I'm the Ashkenaz (from European stock) grandmother; my son-in-law is from Tunisian parents.  The Jewish world is world wide, and even here in Shiloh, you can find families from almost every place in the world.  That means that there are lots of culinary customs.  We went to our now Tunisian daughter for the Passover seder.  I was asked to bring the kneidelach (matzah balls) and the geffilte fish (boiled fish balls.)

The little pieces of paper with the recipe, which for decades had been on the inside of the kitchen cabinet got lost, fell off, so even I had to check my blog.  By popular demand, here's my very easy, TNT kneidelach aka matzah ball recipe.

I usually double or triple it. This is enough for 4-6 bowls of soup.

1/2 cup of matzah meal
a pinch of salt and some pepper
other spices, like paprika, parsley etc optional
3 eggs
1 tablespoon of water
2 tablespoons of oil (soy or olive or any other)
Mix together and leave for at least 40 minutes.
It's a good idea to prepare the soup at this point, while waiting, so the soup will be boiling when it's time...  If you're not cooking them in soup, then boil slightly salted water for cooking the kneidelach.

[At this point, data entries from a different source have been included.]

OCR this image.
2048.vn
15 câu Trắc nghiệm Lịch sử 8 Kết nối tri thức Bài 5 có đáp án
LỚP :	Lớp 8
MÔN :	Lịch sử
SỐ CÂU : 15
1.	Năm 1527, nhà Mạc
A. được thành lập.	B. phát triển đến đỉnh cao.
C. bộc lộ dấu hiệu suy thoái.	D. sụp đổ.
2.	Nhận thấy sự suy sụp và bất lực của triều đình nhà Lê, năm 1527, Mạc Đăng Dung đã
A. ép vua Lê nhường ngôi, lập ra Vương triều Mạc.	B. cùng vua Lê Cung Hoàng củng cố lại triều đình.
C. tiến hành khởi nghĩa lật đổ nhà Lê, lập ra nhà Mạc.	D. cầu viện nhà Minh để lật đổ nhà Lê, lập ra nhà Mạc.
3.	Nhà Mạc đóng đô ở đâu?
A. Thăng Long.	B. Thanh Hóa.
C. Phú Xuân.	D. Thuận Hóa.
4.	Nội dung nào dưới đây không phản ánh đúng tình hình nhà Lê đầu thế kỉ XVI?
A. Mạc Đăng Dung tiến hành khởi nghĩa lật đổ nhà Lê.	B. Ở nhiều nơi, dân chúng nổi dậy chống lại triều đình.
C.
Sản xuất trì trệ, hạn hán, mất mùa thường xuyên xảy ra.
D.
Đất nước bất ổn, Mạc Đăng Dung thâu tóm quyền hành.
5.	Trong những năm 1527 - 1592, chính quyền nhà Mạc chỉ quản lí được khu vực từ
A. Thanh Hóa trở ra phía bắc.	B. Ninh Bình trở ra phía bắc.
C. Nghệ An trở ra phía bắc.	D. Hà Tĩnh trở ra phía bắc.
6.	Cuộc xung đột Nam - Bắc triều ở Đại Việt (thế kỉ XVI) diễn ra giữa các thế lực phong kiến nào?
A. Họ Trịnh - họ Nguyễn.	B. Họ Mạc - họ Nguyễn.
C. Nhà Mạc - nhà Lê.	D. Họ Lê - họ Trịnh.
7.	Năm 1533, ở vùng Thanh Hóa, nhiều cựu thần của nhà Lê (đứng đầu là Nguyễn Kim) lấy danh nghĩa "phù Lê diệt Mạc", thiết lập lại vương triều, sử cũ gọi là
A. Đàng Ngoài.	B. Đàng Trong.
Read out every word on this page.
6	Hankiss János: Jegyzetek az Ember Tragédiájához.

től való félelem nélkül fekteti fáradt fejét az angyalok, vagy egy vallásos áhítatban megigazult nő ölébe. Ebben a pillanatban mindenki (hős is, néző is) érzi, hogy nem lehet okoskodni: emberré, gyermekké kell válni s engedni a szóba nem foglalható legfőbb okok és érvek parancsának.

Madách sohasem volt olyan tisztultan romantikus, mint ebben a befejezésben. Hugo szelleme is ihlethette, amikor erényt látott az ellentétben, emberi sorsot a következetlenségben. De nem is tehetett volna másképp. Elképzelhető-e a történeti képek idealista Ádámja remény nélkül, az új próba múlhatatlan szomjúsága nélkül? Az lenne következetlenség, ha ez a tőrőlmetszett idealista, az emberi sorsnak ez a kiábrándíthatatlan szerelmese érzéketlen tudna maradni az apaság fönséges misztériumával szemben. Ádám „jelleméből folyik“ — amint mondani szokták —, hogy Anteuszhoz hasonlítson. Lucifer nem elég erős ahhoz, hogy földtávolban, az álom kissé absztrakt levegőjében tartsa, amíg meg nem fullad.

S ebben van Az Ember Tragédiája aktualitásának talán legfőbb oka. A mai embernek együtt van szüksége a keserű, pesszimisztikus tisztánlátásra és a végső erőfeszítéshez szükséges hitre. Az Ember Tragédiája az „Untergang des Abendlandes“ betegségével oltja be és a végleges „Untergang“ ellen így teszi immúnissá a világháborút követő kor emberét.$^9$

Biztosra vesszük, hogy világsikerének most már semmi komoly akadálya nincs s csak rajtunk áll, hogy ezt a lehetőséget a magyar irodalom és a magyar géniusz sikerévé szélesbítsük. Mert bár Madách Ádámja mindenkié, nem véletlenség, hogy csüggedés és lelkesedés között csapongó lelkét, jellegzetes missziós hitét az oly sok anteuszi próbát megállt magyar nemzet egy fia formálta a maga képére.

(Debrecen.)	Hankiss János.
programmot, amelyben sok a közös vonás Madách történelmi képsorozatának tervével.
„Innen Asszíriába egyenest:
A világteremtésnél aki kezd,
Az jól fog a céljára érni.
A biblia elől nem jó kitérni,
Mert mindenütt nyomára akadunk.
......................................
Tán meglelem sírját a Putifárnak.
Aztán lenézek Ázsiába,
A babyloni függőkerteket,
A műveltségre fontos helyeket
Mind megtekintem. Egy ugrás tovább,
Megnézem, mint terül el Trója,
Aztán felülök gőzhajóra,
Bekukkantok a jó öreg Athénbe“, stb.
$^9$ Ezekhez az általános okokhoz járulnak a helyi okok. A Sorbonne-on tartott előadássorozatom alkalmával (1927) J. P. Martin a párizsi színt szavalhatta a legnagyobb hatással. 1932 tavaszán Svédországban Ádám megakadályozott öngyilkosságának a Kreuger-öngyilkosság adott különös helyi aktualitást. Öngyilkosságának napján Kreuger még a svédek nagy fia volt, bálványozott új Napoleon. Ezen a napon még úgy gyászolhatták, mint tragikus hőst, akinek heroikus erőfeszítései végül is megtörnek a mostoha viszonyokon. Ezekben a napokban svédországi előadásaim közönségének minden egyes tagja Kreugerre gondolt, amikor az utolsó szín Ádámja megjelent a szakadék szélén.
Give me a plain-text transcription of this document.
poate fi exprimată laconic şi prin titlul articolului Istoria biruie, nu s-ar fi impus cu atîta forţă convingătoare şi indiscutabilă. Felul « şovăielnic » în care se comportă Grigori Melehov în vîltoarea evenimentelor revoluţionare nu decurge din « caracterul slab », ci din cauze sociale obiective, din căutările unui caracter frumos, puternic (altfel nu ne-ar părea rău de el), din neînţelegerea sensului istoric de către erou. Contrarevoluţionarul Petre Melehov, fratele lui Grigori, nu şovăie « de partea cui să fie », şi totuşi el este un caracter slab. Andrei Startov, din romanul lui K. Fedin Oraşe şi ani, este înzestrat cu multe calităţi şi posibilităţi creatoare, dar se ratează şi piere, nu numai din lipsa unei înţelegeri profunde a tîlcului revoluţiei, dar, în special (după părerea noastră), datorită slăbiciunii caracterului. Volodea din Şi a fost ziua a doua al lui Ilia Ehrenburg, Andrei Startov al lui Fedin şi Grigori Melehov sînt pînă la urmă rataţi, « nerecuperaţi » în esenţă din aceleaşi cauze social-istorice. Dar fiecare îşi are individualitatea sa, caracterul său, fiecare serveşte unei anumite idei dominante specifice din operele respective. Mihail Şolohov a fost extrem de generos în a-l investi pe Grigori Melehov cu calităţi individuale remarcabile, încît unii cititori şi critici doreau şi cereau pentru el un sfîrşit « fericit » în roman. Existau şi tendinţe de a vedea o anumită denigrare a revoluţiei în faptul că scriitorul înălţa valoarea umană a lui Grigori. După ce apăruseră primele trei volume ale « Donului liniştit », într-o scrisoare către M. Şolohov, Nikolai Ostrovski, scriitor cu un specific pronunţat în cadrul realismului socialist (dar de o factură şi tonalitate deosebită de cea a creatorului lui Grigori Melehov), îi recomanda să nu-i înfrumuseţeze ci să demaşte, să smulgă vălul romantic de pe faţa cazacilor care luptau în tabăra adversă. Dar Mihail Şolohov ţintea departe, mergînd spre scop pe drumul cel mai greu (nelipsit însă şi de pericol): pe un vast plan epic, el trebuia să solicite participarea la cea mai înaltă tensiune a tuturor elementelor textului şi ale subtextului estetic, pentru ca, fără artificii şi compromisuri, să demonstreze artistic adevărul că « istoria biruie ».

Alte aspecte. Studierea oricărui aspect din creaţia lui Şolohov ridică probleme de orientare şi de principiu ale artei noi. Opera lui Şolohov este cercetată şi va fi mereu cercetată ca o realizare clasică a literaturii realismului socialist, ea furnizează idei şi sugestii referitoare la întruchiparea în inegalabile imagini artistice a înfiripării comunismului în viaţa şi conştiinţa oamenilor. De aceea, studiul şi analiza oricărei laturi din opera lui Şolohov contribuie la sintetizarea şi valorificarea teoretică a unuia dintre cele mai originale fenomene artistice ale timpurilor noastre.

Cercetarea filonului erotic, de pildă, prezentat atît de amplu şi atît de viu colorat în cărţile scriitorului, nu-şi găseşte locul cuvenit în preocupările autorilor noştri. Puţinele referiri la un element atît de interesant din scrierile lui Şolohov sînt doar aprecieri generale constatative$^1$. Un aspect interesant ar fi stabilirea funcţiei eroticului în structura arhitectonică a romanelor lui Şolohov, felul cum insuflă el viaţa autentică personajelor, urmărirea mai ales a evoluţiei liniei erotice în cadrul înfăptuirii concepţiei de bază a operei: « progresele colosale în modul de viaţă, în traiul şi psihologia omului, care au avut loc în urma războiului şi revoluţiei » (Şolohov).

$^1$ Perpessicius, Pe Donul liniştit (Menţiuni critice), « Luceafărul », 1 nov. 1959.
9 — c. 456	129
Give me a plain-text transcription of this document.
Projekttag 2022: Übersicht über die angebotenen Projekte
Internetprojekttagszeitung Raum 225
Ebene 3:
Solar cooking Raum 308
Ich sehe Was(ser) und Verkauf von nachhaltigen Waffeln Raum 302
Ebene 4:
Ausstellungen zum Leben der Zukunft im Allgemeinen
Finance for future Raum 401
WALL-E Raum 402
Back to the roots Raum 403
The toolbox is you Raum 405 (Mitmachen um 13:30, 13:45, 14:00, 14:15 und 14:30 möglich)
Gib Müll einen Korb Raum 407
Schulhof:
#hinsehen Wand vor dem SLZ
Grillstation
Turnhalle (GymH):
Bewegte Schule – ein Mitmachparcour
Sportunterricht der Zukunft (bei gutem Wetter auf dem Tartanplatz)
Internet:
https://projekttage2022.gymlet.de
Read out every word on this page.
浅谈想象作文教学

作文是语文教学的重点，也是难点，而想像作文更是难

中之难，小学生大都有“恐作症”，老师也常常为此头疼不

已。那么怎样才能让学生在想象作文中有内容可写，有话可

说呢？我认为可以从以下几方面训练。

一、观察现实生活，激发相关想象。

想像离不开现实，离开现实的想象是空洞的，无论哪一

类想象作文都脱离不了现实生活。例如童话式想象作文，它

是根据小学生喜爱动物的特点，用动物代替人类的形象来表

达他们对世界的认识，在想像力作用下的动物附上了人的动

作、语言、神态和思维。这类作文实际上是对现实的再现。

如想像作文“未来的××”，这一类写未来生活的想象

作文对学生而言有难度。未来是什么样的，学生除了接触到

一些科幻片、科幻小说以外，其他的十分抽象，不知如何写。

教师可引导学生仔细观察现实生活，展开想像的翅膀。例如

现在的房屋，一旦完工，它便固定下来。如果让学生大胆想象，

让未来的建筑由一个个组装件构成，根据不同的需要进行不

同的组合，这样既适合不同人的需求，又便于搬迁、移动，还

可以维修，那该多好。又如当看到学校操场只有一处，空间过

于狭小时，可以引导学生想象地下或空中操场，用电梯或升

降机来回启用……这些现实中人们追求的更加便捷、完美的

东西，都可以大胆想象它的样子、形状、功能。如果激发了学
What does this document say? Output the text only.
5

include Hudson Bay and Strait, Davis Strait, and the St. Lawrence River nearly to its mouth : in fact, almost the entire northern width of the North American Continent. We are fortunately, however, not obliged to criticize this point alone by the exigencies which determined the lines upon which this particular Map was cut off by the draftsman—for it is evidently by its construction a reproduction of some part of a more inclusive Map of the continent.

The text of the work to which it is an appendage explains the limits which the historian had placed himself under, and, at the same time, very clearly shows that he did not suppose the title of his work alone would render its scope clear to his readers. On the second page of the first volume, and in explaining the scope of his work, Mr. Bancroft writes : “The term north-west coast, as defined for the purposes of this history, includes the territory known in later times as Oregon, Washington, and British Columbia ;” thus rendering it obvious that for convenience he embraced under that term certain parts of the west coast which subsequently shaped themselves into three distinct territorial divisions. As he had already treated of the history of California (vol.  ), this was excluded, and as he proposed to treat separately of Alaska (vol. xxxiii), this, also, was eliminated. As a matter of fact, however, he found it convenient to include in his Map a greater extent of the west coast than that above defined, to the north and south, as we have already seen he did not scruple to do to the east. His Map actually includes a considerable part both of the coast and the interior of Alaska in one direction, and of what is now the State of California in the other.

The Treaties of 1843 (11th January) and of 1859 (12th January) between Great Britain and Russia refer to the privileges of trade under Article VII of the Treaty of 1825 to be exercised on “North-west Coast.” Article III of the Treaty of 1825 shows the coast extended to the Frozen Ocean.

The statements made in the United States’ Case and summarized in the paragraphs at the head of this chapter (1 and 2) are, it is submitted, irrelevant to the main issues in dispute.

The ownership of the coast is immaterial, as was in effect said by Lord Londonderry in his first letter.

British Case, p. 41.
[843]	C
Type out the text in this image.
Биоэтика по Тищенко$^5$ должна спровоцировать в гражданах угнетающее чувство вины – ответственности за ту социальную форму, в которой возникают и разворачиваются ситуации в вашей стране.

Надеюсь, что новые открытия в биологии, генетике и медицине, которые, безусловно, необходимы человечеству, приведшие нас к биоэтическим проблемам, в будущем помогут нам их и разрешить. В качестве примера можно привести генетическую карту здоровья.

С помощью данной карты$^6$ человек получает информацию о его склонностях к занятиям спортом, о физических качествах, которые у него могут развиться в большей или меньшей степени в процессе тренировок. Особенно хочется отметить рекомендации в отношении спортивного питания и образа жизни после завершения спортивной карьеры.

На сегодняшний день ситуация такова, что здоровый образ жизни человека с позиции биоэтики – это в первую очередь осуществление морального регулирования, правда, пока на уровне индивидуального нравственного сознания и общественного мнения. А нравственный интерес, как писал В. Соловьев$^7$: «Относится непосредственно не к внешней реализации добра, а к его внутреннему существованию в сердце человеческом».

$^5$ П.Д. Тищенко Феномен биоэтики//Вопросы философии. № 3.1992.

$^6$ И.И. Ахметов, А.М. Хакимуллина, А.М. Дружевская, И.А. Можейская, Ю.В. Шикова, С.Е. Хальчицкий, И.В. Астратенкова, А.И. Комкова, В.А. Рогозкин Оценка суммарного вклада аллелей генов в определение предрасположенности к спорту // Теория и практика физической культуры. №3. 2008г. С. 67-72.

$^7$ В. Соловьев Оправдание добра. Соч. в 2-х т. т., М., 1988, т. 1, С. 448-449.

Then put either spoonfuls (use the two spoon method like in drop cookies) or roll balls in your hands, into the boiling soup or lightly salted boiling water.

After it returns to a boil, cover the pot and lower the flame to simmer for another 40 minutes.

They can be eaten all year and in any soup. I love them in vegetarian vegetable soup!
 It's also very easy to make geffilte fish.

For basic quantities, may be doubled, tripled etc.:

per half kilo or one pound ground fish (whatever is available, combine a couple of types; I have a friend who uses canned tuna)
  • a grated medium onion
  • an egg or two, depending on size
  • enough matzah meal, so it sticks together, not runny
  • salt, pepper and sugar "to taste"
For the "stock," the liquid used for boiling the fish
  • a sliced onion
  • a sliced carrot
  • salt, pepper and sugar "to taste"
Mix the ground fish with the first set of ingredients.  Make sure the matzah meal is mixed into the "mush."  Then slice your onion and boil it up with water, no more than a third way up the pot, and spices.  When the water is boiling strongly, add the fish, using the "two spoon" method.  Crown them with sliced carrots and let it all simmer in a covered pot for close to an hour.

OK, some people use their hands to make fish balls, rinsing their hands in a bowl of water when too much sticks to their hands.  I'm just not that sort of cook.  I also got married in 1970 when all sorts of warnings about the dangers of raw food were well-publicized.

Both the kneidelach and the geffilte fish may be frozen if you've made too much.  We serve our geffilte fish with homemade horseradish, ground or grated with the addition of vinegar.